SAWT BEIRUT INTERNATIONAL

| 8 December 2021, Wednesday |

Les mystères des associations religieuses en Iran et les appels à l’arrêt des financements

Dans un geste sans précédent, un journal iranien a augmenté la dose de critique des établissements d’enseignement religieux, appelant à la suspension du financement du gouvernement pour eux.

Aujourd’hui dimanche, le journal Jomhuri Eslami, proche du mouvement fondamentaliste modéré en Iran, a appelé à la coupe du budget du gouvernement pour le séminaire religieux chiite, dans la première position ouverte et publique sur les instituts et écoles religieux du pays.

Le journal a déclaré dans un éditorial : « Malheureusement, les séminaires n’ont pas adhéré à la recommandation stricte du défunt fondateur du régime iranien, Ruhollah Khomeini, de ne pas recevoir de financement du gouvernement, et cette dépendance vis-à-vis du budget du gouvernement, en plus de nuire à la l’indépendance des instituts et des clercs.  »

Le journal, dans son éditorial enflammé, a également déclaré que « certaines personnes ne devraient pas croire que la proposition de réduire le budget du gouvernement pour les séminaires est une sorte d’opposition aux clercs et aux instituts ».

objets cachés

De nombreux Iraniens pensent que l’argent que le gouvernement iranien dépense pour les institutions et instituts religieux est destiné à faire venir des jeunes de l’extérieur de l’Iran, et son objectif n’est pas d’étudier uniquement les croyances de la secte chiite, mais aussi les questions de sécurité et de renseignement.

Dans ce contexte, des rapports indiquent que l’Université internationale Al-Mustafa, qui est chargée de l’éducation des étudiants étrangers et de la propagande religieuse en dehors de l’Iran, a augmenté son budget pour l’année en cours de 53% par rapport à l’année dernière, ses budgets s’élevant à 308 milliards de tomans, tandis que il y a aussi, des budgets cachés qui ne sont pas divulgués.

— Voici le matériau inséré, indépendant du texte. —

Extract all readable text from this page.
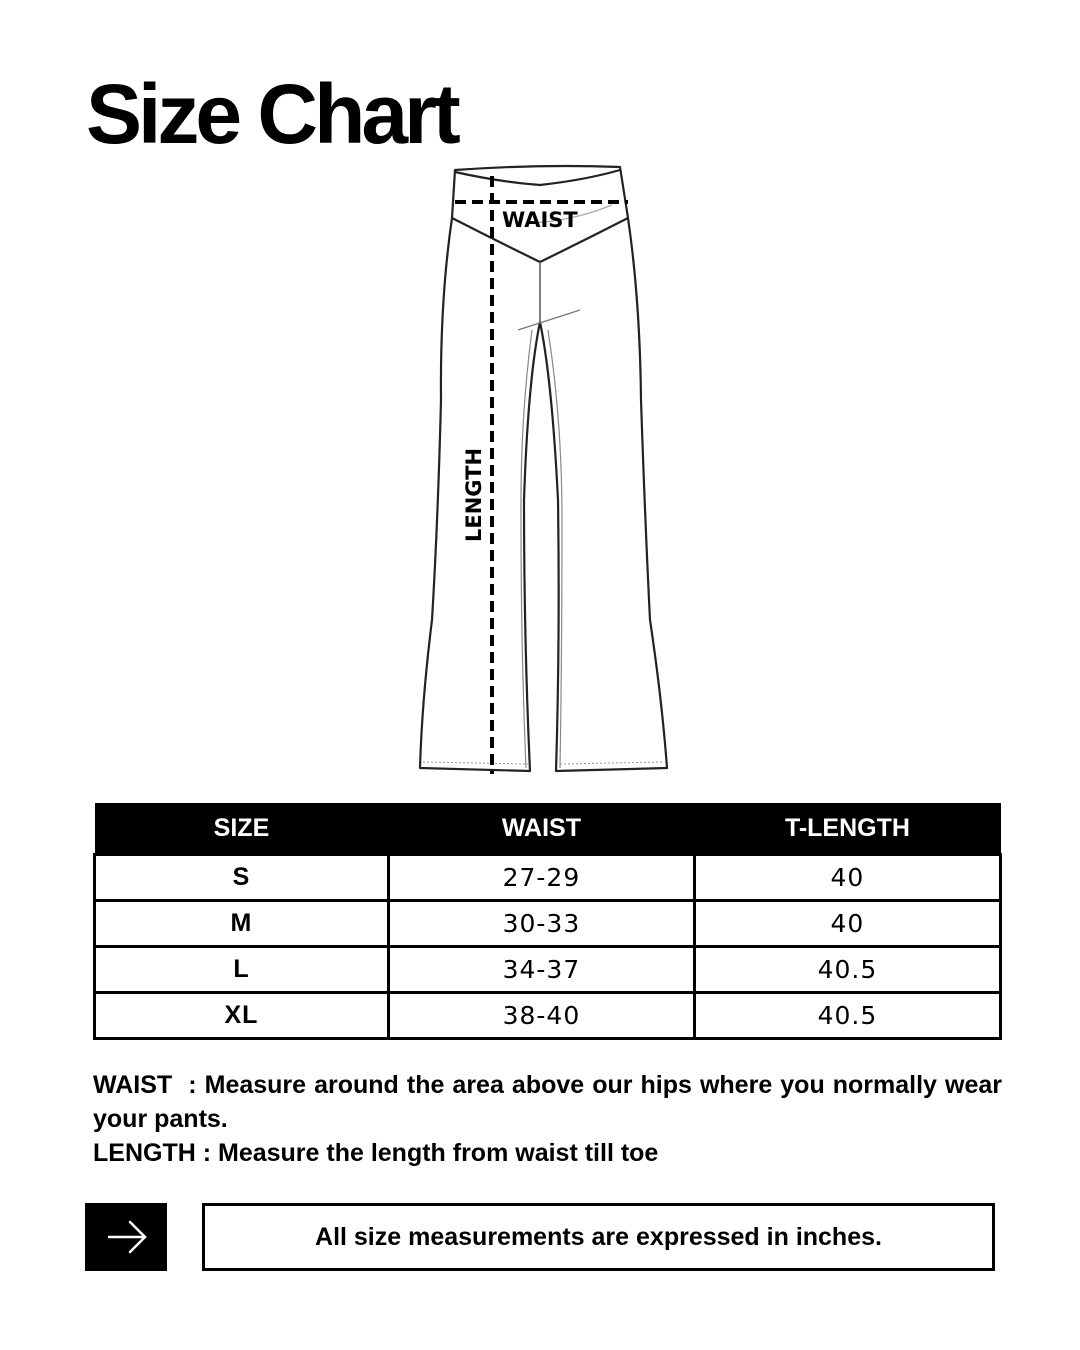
Size Chart
WAIST
LENGTH
SIZE	WAIST	T-LENGTH
S	27-29	40
M	30-33	40
L	34-37	40.5
XL	38-40	40.5

WAIST  : Measure around the area above our hips where you normally wear your pants.

LENGTH : Measure the length from waist till toe

All size measurements are expressed in inches.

Le budget total proposé pour les institutions parallèles et les centres religieux au cours de la dernière année iranienne a augmenté de 18,9% des revenus, selon les statistiques publiées par les médias iraniens.

Cela arrive à un moment où la branche exécutive, déjà confrontée à une pénurie de crédit pour payer les salaires, fournir les services publics et les activités de construction, continue de payer des sommes énormes aux séminaires religieux chiites.

Les observateurs iraniens disent que la rhétorique qui régit de plus en plus le budget iranien s’est transformée en favoritisme sous la bannière de l’idéologie, tel que déterminé par les politiques et les stratégies d’Ali Khamenei, le guide suprême du pays, et de ses institutions.